I thought there would be more action, plot twists, and court intrigue but it was a fairly simple plot that ended nicely.
The setting is the Middle East, where jinnis exist. Najwa is a jinni and Zayele is a human. They’re the two main characters and the book is told in their alternating views. When Zayele meets Najwa on her way to marry the younger prince of Baghdad at the time, Kamal, she wishes for the jinni to take her place. To be honest I thought it was a really weak move on the character’s part, but it got the plot moving. They end up trading spots entirely and Najwa takes up Zayele’s role to marry the prince while Zayele gets transported to the jinni world, the Cavern. The descriptions were quite nice, with its glittering homes and bubbling lakes. But the book really doesn’t deliver that well.

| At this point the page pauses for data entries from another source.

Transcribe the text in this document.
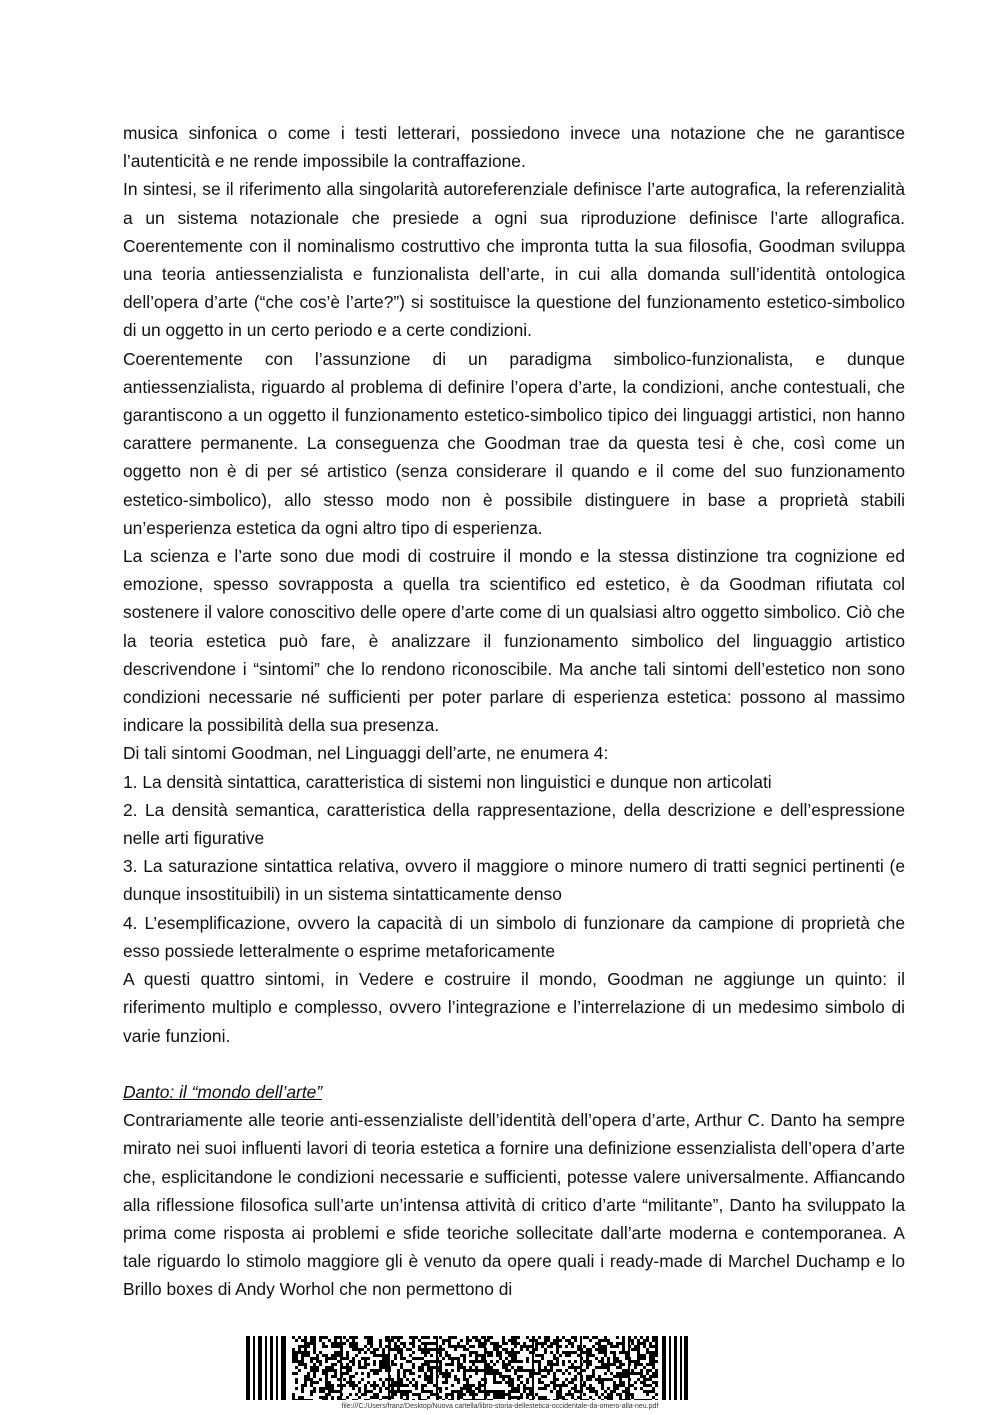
musica sinfonica o come i testi letterari, possiedono invece una notazione che ne garantisce l’autenticità e ne rende impossibile la contraffazione.

In sintesi, se il riferimento alla singolarità autoreferenziale definisce l’arte autografica, la referenzialità a un sistema notazionale che presiede a ogni sua riproduzione definisce l’arte allografica. Coerentemente con il nominalismo costruttivo che impronta tutta la sua filosofia, Goodman sviluppa una teoria antiessenzialista e funzionalista dell’arte, in cui alla domanda sull’identità ontologica dell’opera d’arte (“che cos’è l’arte?”) si sostituisce la questione del funzionamento estetico-simbolico di un oggetto in un certo periodo e a certe condizioni.

Coerentemente con l’assunzione di un paradigma simbolico-funzionalista, e dunque antiessenzialista, riguardo al problema di definire l’opera d’arte, la condizioni, anche contestuali, che garantiscono a un oggetto il funzionamento estetico-simbolico tipico dei linguaggi artistici, non hanno carattere permanente. La conseguenza che Goodman trae da questa tesi è che, così come un oggetto non è di per sé artistico (senza considerare il quando e il come del suo funzionamento estetico-simbolico), allo stesso modo non è possibile distinguere in base a proprietà stabili un’esperienza estetica da ogni altro tipo di esperienza.

La scienza e l’arte sono due modi di costruire il mondo e la stessa distinzione tra cognizione ed emozione, spesso sovrapposta a quella tra scientifico ed estetico, è da Goodman rifiutata col sostenere il valore conoscitivo delle opere d’arte come di un qualsiasi altro oggetto simbolico. Ciò che la teoria estetica può fare, è analizzare il funzionamento simbolico del linguaggio artistico descrivendone i “sintomi” che lo rendono riconoscibile. Ma anche tali sintomi dell’estetico non sono condizioni necessarie né sufficienti per poter parlare di esperienza estetica: possono al massimo indicare la possibilità della sua presenza.

Di tali sintomi Goodman, nel Linguaggi dell’arte, ne enumera 4:

1. La densità sintattica, caratteristica di sistemi non linguistici e dunque non articolati

2. La densità semantica, caratteristica della rappresentazione, della descrizione e dell’espressione nelle arti figurative

3. La saturazione sintattica relativa, ovvero il maggiore o minore numero di tratti segnici pertinenti (e dunque insostituibili) in un sistema sintatticamente denso

4. L’esemplificazione, ovvero la capacità di un simbolo di funzionare da campione di proprietà che esso possiede letteralmente o esprime metaforicamente

A questi quattro sintomi, in Vedere e costruire il mondo, Goodman ne aggiunge un quinto: il riferimento multiplo e complesso, ovvero l’integrazione e l’interrelazione di un medesimo simbolo di varie funzioni.

Danto: il “mondo dell’arte”

Contrariamente alle teorie anti-essenzialiste dell’identità dell’opera d’arte, Arthur C. Danto ha sempre mirato nei suoi influenti lavori di teoria estetica a fornire una definizione essenzialista dell’opera d’arte che, esplicitandone le condizioni necessarie e sufficienti, potesse valere universalmente. Affiancando alla riflessione filosofica sull’arte un’intensa attività di critico d’arte “militante”, Danto ha sviluppato la prima come risposta ai problemi e sfide teoriche sollecitate dall’arte moderna e contemporanea. A tale riguardo lo stimolo maggiore gli è venuto da opere quali i ready-made di Marchel Duchamp e lo Brillo boxes di Andy Worhol che non permettono di

file:///C:/Users/franz/Desktop/Nuova cartella/libro-storia-dellestetica-occidentale-da-omero-alla-neu.pdf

I thought there would be a lot of cool deception! Twists! Spying! Huge revelations! The spying scenes take place mostly in the beginning, and aren’t that exciting. Jinnis just wish themselves to vanish while they eavesdrop. There was so much of the plot that could’ve been explored further, but are just briefly touched upon. (In the description it talked about a war. What war? Lol never in the book was I excited about a war.)

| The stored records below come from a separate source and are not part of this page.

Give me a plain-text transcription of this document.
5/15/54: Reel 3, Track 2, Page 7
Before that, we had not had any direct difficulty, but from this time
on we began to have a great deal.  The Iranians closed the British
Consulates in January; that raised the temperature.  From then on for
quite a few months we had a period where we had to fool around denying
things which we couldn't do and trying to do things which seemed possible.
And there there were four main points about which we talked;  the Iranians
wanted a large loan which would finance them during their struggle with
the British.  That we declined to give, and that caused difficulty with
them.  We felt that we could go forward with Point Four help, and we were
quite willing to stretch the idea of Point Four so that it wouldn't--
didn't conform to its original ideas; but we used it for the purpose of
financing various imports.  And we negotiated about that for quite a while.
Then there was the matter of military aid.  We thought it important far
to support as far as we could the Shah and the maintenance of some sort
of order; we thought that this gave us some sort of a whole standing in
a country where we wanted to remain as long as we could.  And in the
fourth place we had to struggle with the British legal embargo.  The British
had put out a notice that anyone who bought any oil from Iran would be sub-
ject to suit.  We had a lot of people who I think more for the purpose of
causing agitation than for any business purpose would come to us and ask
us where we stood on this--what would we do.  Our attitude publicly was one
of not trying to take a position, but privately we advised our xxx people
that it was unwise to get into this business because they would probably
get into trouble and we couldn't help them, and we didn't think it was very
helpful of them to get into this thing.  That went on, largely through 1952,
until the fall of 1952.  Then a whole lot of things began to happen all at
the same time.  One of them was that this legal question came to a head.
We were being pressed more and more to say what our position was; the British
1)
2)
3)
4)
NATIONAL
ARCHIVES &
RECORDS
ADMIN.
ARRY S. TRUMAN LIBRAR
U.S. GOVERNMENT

I appreciated how different the two narrators were, and how it showed. Najwa is an obedient and quiet girl while Zayele is more outgoing and spontaneous. However, despite these obvious characterizations they are also almost too dumb to exist (I’m trying to find substitutions for tstl). Zayele shows her remarkable lack of wite in the jinni world (the Cavern) when she has to get saved by the character she falls into insta-love with. Najwa is obedient and quiet (like above description) to the point of being bland and weak. Also, the chapters were really short and I would read like a single scene until they changed perspectives again. This really ruined the effects of a cliffhanger chapter, since I knew that I would get back to the other girl’s story in like a minute.
There WAS a pretty large plot twist in the book, but it wasn’t that surprising and I thought it was all rather boring, to be honest. It’s hard to stay that interested in a book that doesn’t have anything else to add to it other than a cool atmosphere of being in the Middle East (which wares off once it focuses on the dry insta-love).
The love interests developed rather too quickly, and although it was cute seeing the girls fall for the guys meant for the other, they fell in love faster than Romeo and Juliet.
This book really caters more to middle schoolers than a young adult reader in my opinion. If I were still in middle school I would probably enjoy the whole magic thing going on and simple plot (as well as the obligated romance) but as a high schooler I’d be searching for something with a bit more substance.